Si avvia a diventare un record di incassi l’ultima fatica cinematografica di Checco Zalone, Quo Vado?, in programmazione in 1.300 sale di tutta Italia sin dal giorno di Capodanno. Nei primi 2 giorni, il film aveva sfiorato i 14 milioni di euro di incassi e i 2 milioni di spettatori, accingendosi forse a superare i 20 milioni entro domenica, cioè nel primo weekend. Già 2 anni fa con Sole a catinelle, l’attore pugliese aveva incassato 52 milioni di euro, attestandosi al secondo posto di sempre, dietro solo ad Avatar. Gli italiani si confermano seguaci della comicità zaloniana e anche stavolta, in effetti, esistono diverse ragioni per apprezzarla.
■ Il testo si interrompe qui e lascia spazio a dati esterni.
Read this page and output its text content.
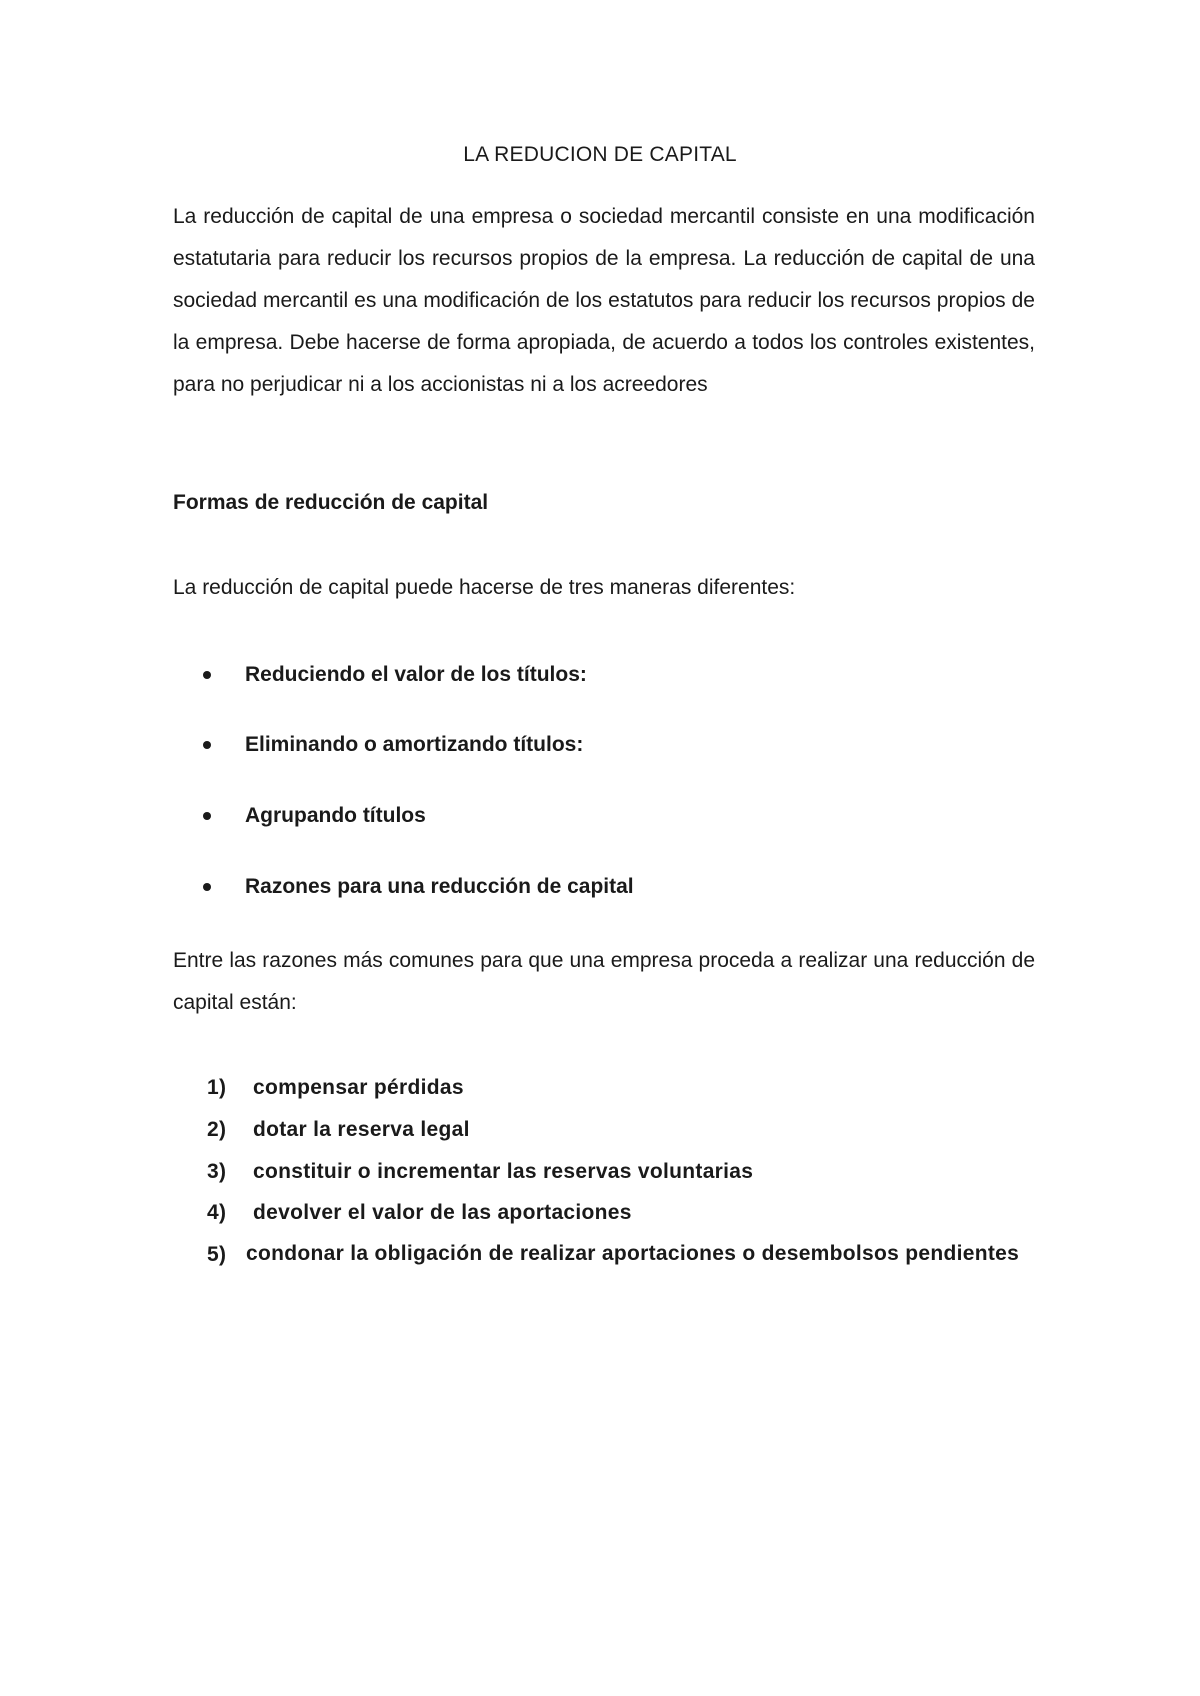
LA REDUCION DE CAPITAL
La reducción de capital de una empresa o sociedad mercantil consiste en una modificación estatutaria para reducir los recursos propios de la empresa. La reducción de capital de una sociedad mercantil es una modificación de los estatutos para reducir los recursos propios de la empresa. Debe hacerse de forma apropiada, de acuerdo a todos los controles existentes, para no perjudicar ni a los accionistas ni a los acreedores
Formas de reducción de capital
La reducción de capital puede hacerse de tres maneras diferentes:
Reduciendo el valor de los títulos:
Eliminando o amortizando títulos:
Agrupando títulos
Razones para una reducción de capital
Entre las razones más comunes para que una empresa proceda a realizar una reducción de capital están:
1) compensar pérdidas
2) dotar la reserva legal
3) constituir o incrementar las reservas voluntarias
4) devolver el valor de las aportaciones
5) condonar la obligación de realizar aportaciones o desembolsos pendientes
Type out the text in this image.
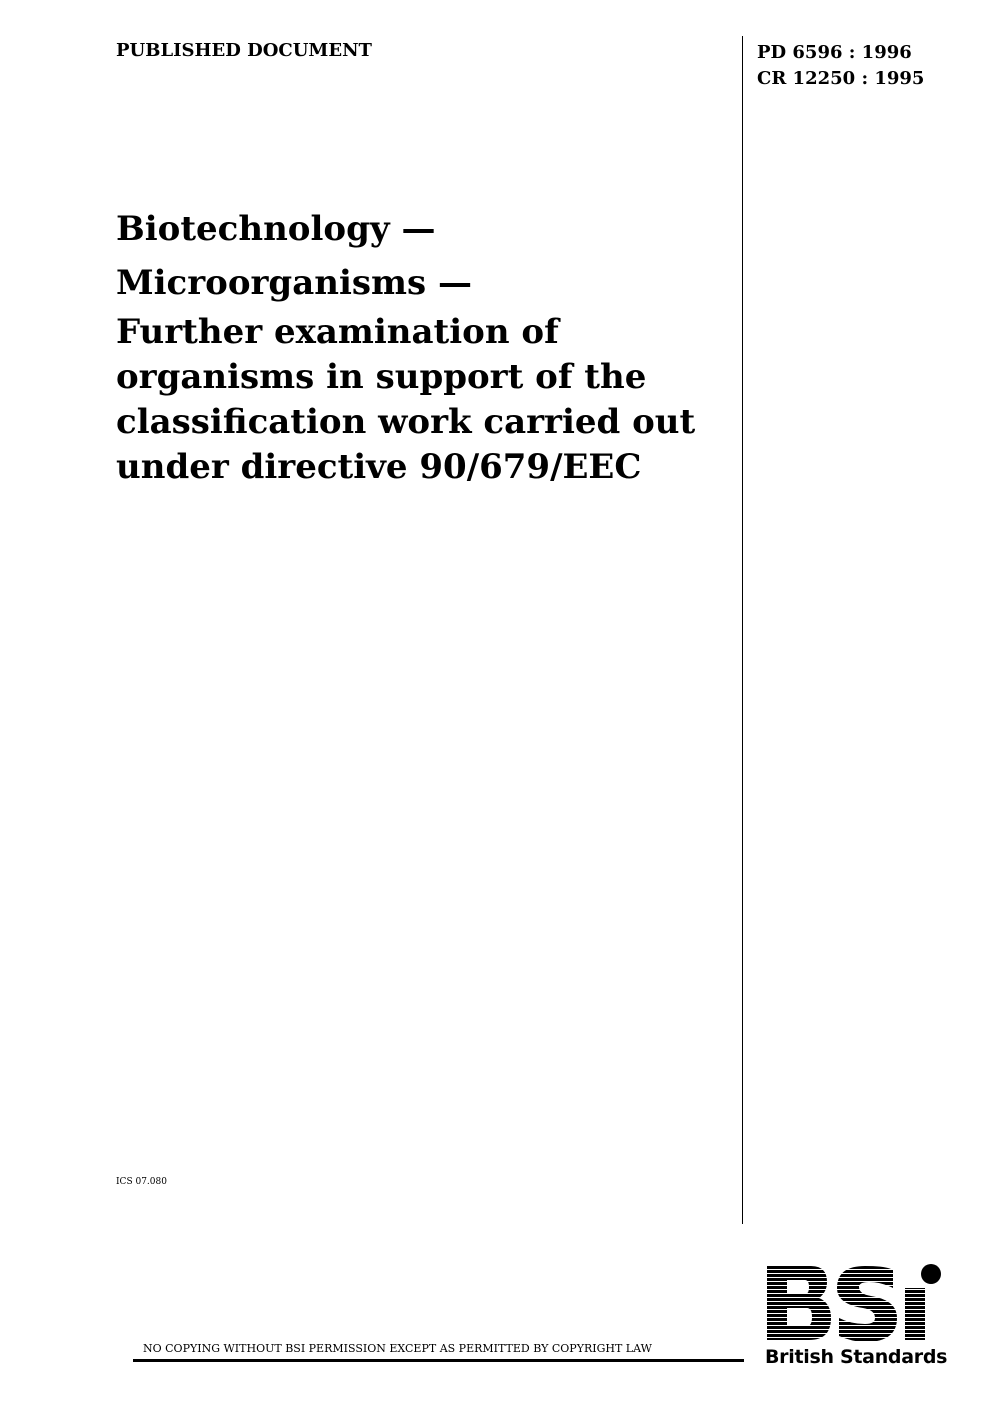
PUBLISHED DOCUMENT	PD 6596 : 1996
CR 12250 : 1995
Biotechnology —
Microorganisms —
Further examination of organisms in support of the classification work carried out under directive 90/679/EEC
ICS 07.080
NO COPYING WITHOUT BSI PERMISSION EXCEPT AS PERMITTED BY COPYRIGHT LAW	British Standards
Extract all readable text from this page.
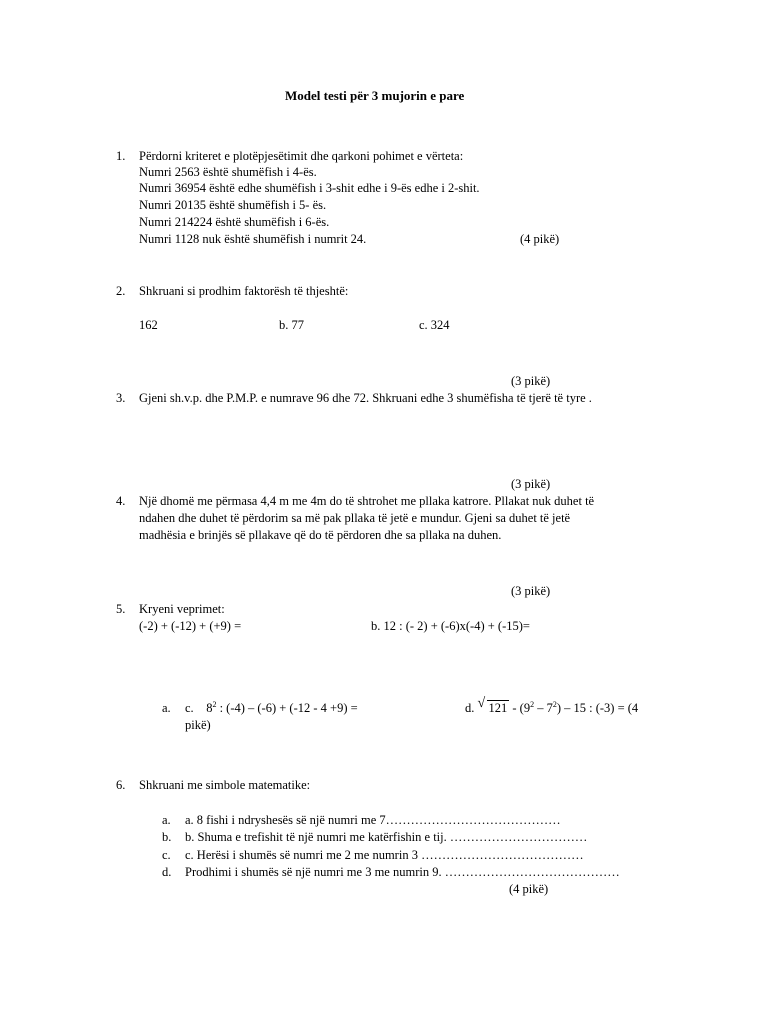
Model testi për 3 mujorin e pare
1. Përdorni kriteret e plotëpjesëtimit dhe qarkoni pohimet e vërteta:
Numri 2563 është shumëfish i 4-ës.
Numri 36954 është edhe shumëfish i 3-shit edhe i 9-ës edhe i 2-shit.
Numri 20135 është shumëfish i 5- ës.
Numri 214224 është shumëfish i 6-ës.
Numri 1128 nuk është shumëfish i numrit 24.	(4 pikë)
2. Shkruani si prodhim faktorësh të thjeshtë:
162	b. 77	c. 324
(3 pikë)
3. Gjeni sh.v.p. dhe P.M.P. e numrave 96 dhe 72. Shkruani edhe 3 shumëfisha të tjerë të tyre .
(3 pikë)
4. Një dhomë me përmasa 4,4 m me 4m do të shtrohet me pllaka katrore. Pllakat nuk duhet të
ndahen dhe duhet të përdorim sa më pak pllaka të jetë e mundur. Gjeni sa duhet të jetë
madhësia e brinjës së pllakave që do të përdoren dhe sa pllaka na duhen.
(3 pikë)
5. Kryeni veprimet:
(-2) + (-12) + (+9) =	b. 12 : (- 2) + (-6)x(-4) + (-15)=
a. c. $8^2$ : (-4) – (-6) + (-12 - 4 +9) =	d. √ $121 - (9^2 - 7^2) - 15$ : (-3) = (4
pikë)
6. Shkruani me simbole matematike:
a. a. 8 fishi i ndryshesës së një numri me 7……………………………………
b. b. Shuma e trefishit të një numri me katërfishin e tij. ……………………………
c. c. Herësi i shumës së numri me 2 me numrin 3 …………………………………
d. Prodhimi i shumës së një numri me 3 me numrin 9. ……………………………………
(4 pikë)
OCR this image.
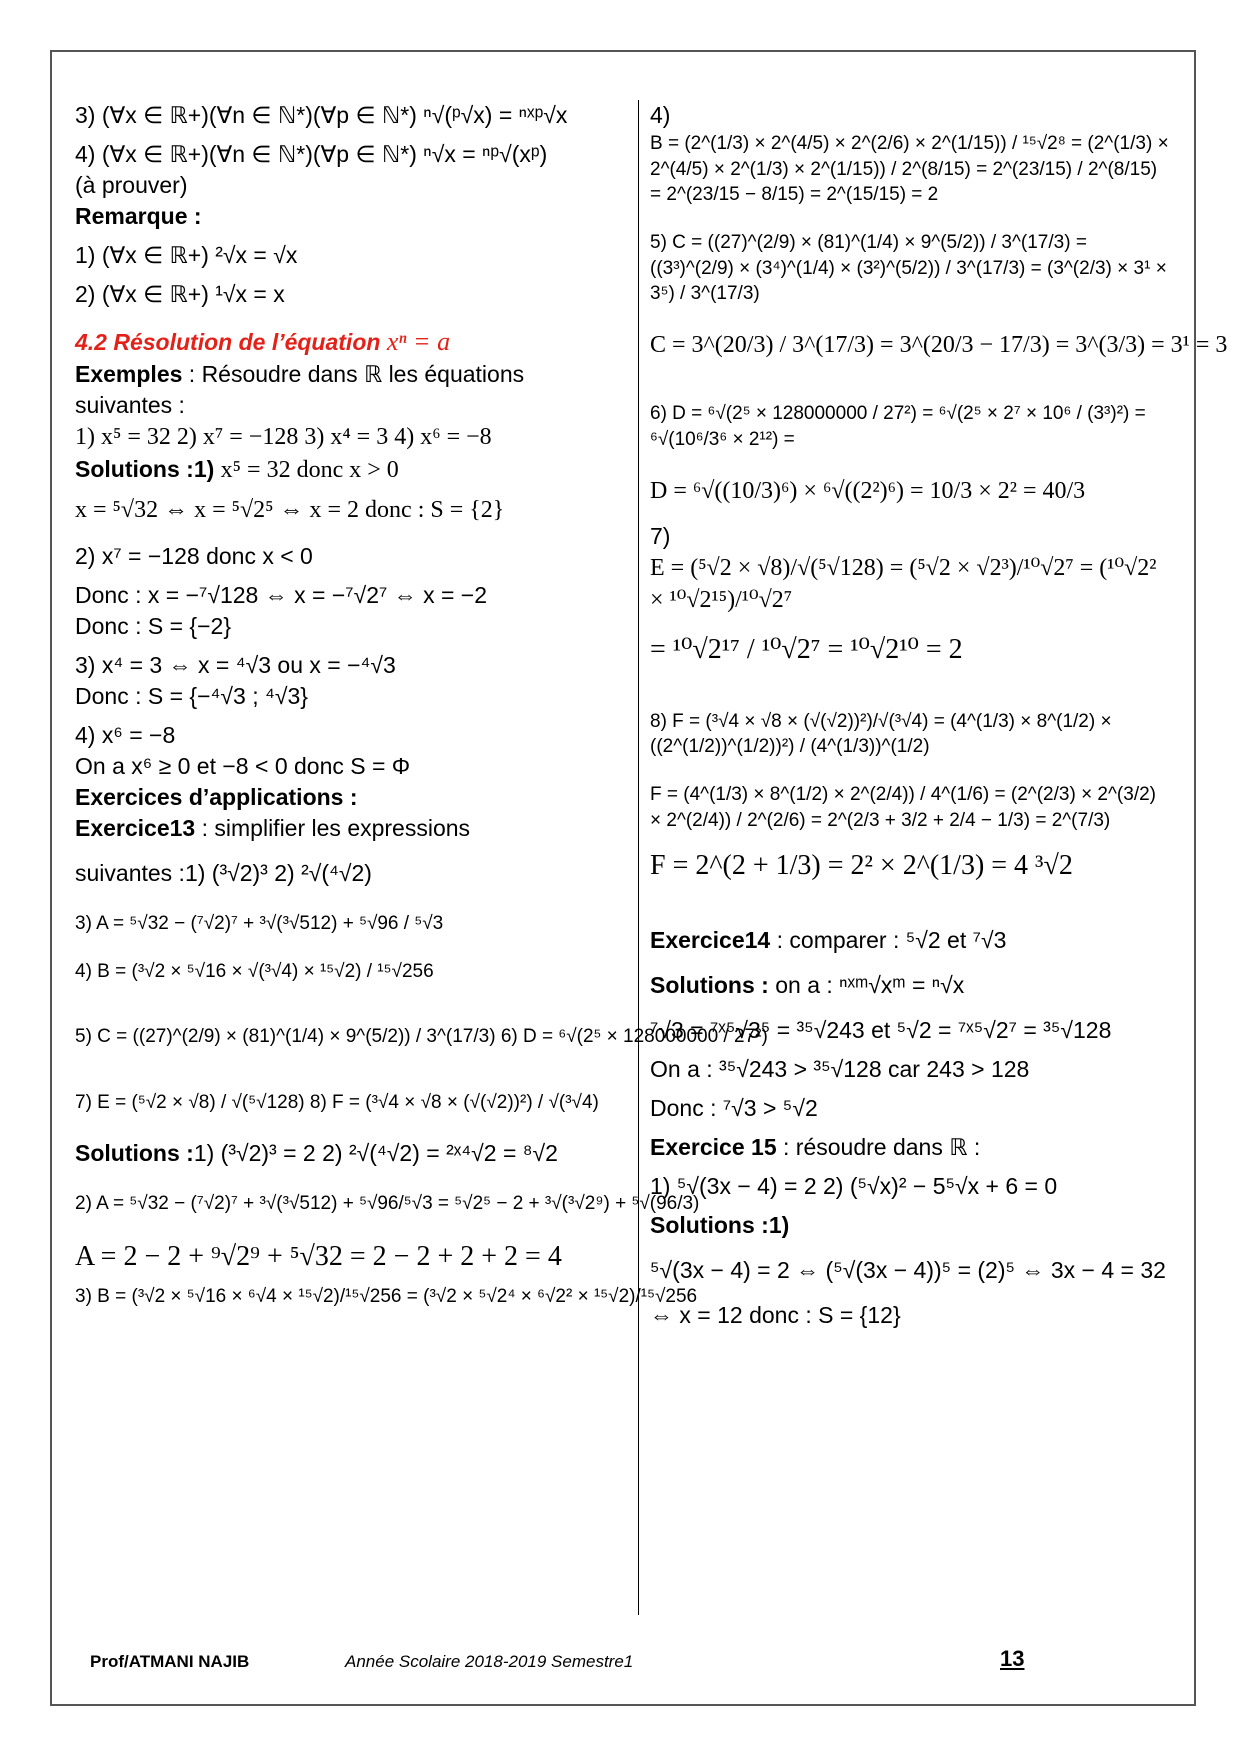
3) (∀x ∈ ℝ+)(∀n ∈ ℕ*)(∀p ∈ ℕ*) ⁿ√(ᵖ√x) = ⁿˣᵖ√x
4) (∀x ∈ ℝ+)(∀n ∈ ℕ*)(∀p ∈ ℕ*) ⁿ√x = ⁿᵖ√(xᵖ)
(à prouver)
Remarque :
1) (∀x ∈ ℝ+) ²√x = √x
2) (∀x ∈ ℝ+) ¹√x = x
4.2 Résolution de l’équation xⁿ = a
Exemples : Résoudre dans ℝ les équations
suivantes :
1) x⁵ = 32 2) x⁷ = −128 3) x⁴ = 3 4) x⁶ = −8
Solutions :1) x⁵ = 32 donc x > 0
x = ⁵√32 ⇔ x = ⁵√2⁵ ⇔ x = 2 donc : S = {2}
2) x⁷ = −128 donc x < 0
Donc : x = −⁷√128 ⇔ x = −⁷√2⁷ ⇔ x = −2
Donc : S = {−2}
3) x⁴ = 3 ⇔ x = ⁴√3 ou x = −⁴√3
Donc : S = {−⁴√3 ; ⁴√3}
4) x⁶ = −8
On a x⁶ ≥ 0 et −8 < 0 donc S = Φ
Exercices d’applications :
Exercice13 : simplifier les expressions
suivantes :1) (³√2)³ 2) ²√(⁴√2)
3) A = ⁵√32 − (⁷√2)⁷ + ³√(³√512) + ⁵√96 / ⁵√3
4) B = (³√2 × ⁵√16 × √(³√4) × ¹⁵√2) / ¹⁵√256
5) C = ((27)^(2/9) × (81)^(1/4) × 9^(5/2)) / 3^(17/3) 6) D = ⁶√(2⁵ × 128000000 / 27²)
7) E = (⁵√2 × √8) / √(⁵√128) 8) F = (³√4 × √8 × (√(√2))²) / √(³√4)
Solutions :1) (³√2)³ = 2 2) ²√(⁴√2) = ²ˣ⁴√2 = ⁸√2
2) A = ⁵√32 − (⁷√2)⁷ + ³√(³√512) + ⁵√96/⁵√3 = ⁵√2⁵ − 2 + ³√(³√2⁹) + ⁵√(96/3)
A = 2 − 2 + ⁹√2⁹ + ⁵√32 = 2 − 2 + 2 + 2 = 4
3) B = (³√2 × ⁵√16 × ⁶√4 × ¹⁵√2)/¹⁵√256 = (³√2 × ⁵√2⁴ × ⁶√2² × ¹⁵√2)/¹⁵√256
4)
B = (2^(1/3) × 2^(4/5) × 2^(2/6) × 2^(1/15)) / ¹⁵√2⁸ = (2^(1/3) × 2^(4/5) × 2^(1/3) × 2^(1/15)) / 2^(8/15) = 2^(23/15) / 2^(8/15) = 2^(23/15 − 8/15) = 2^(15/15) = 2
5) C = ((27)^(2/9) × (81)^(1/4) × 9^(5/2)) / 3^(17/3) = ((3³)^(2/9) × (3⁴)^(1/4) × (3²)^(5/2)) / 3^(17/3) = (3^(2/3) × 3¹ × 3⁵) / 3^(17/3)
C = 3^(20/3) / 3^(17/3) = 3^(20/3 − 17/3) = 3^(3/3) = 3¹ = 3
6) D = ⁶√(2⁵ × 128000000 / 27²) = ⁶√(2⁵ × 2⁷ × 10⁶ / (3³)²) = ⁶√(10⁶/3⁶ × 2¹²) =
D = ⁶√((10/3)⁶) × ⁶√((2²)⁶) = 10/3 × 2² = 40/3
7)
E = (⁵√2 × √8)/√(⁵√128) = (⁵√2 × √2³)/¹⁰√2⁷ = (¹⁰√2² × ¹⁰√2¹⁵)/¹⁰√2⁷
= ¹⁰√2¹⁷ / ¹⁰√2⁷ = ¹⁰√2¹⁰ = 2
8) F = (³√4 × √8 × (√(√2))²)/√(³√4) = (4^(1/3) × 8^(1/2) × ((2^(1/2))^(1/2))²) / (4^(1/3))^(1/2)
F = (4^(1/3) × 8^(1/2) × 2^(2/4)) / 4^(1/6) = (2^(2/3) × 2^(3/2) × 2^(2/4)) / 2^(2/6) = 2^(2/3 + 3/2 + 2/4 − 1/3) = 2^(7/3)
F = 2^(2 + 1/3) = 2² × 2^(1/3) = 4 ³√2
Exercice14 : comparer : ⁵√2 et ⁷√3
Solutions : on a : ⁿˣᵐ√xᵐ = ⁿ√x
⁷√3 = ⁷ˣ⁵√3⁵ = ³⁵√243 et ⁵√2 = ⁷ˣ⁵√2⁷ = ³⁵√128
On a : ³⁵√243 > ³⁵√128 car 243 > 128
Donc : ⁷√3 > ⁵√2
Exercice 15 : résoudre dans ℝ :
1) ⁵√(3x − 4) = 2 2) (⁵√x)² − 5⁵√x + 6 = 0
Solutions :1)
⁵√(3x − 4) = 2 ⇔ (⁵√(3x − 4))⁵ = (2)⁵ ⇔ 3x − 4 = 32
⇔ x = 12 donc : S = {12}
Prof/ATMANI NAJIB	Année Scolaire 2018-2019 Semestre1	13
Lungi dallo strappare una risata con battute volgari in stile cine-panettone, il protagonista punta, invece, sulla satira pungente e le vittime designate sono in questa occasione i dipendenti pubblici. Anzi, a dirla tutta, viene messo alla berlina l’intero apparato politico-amministrativo del nostro paese.
Il culto del posto fisso
Senza volervi svelare nulla della trama, ci limitiamo a scrivere che Zalone veste nel film i panni di un dipendente della Provincia di Bari, un’istituzione cancellata da una riforma voluta dal governo. Sin da piccolo, il protagonista era stato convinto dal padre ad ossequiare il posto fisso, di cui si mostrano gli aspetti salienti: totale mancanza di controllo del lavoro svolto, assenza di stimoli, paga fissa e slegata dai risultati, un’occupazione spesso fine a sé stessa, di fatto senza alcuna utilità pratica per l’utenza, lassismo, confine labile tra la corruzione e comportamenti “disinibiti”. Zalone è costretto ad abbandonare il posto di lavoro a pochi metri da casa, in seguito alla riforma, ma si ostina a volere rimanere alle dipendenze della Pubblica Amministrazione, sfruttando anche diversi sotterfugi garantiti dalle stesse norme in materia.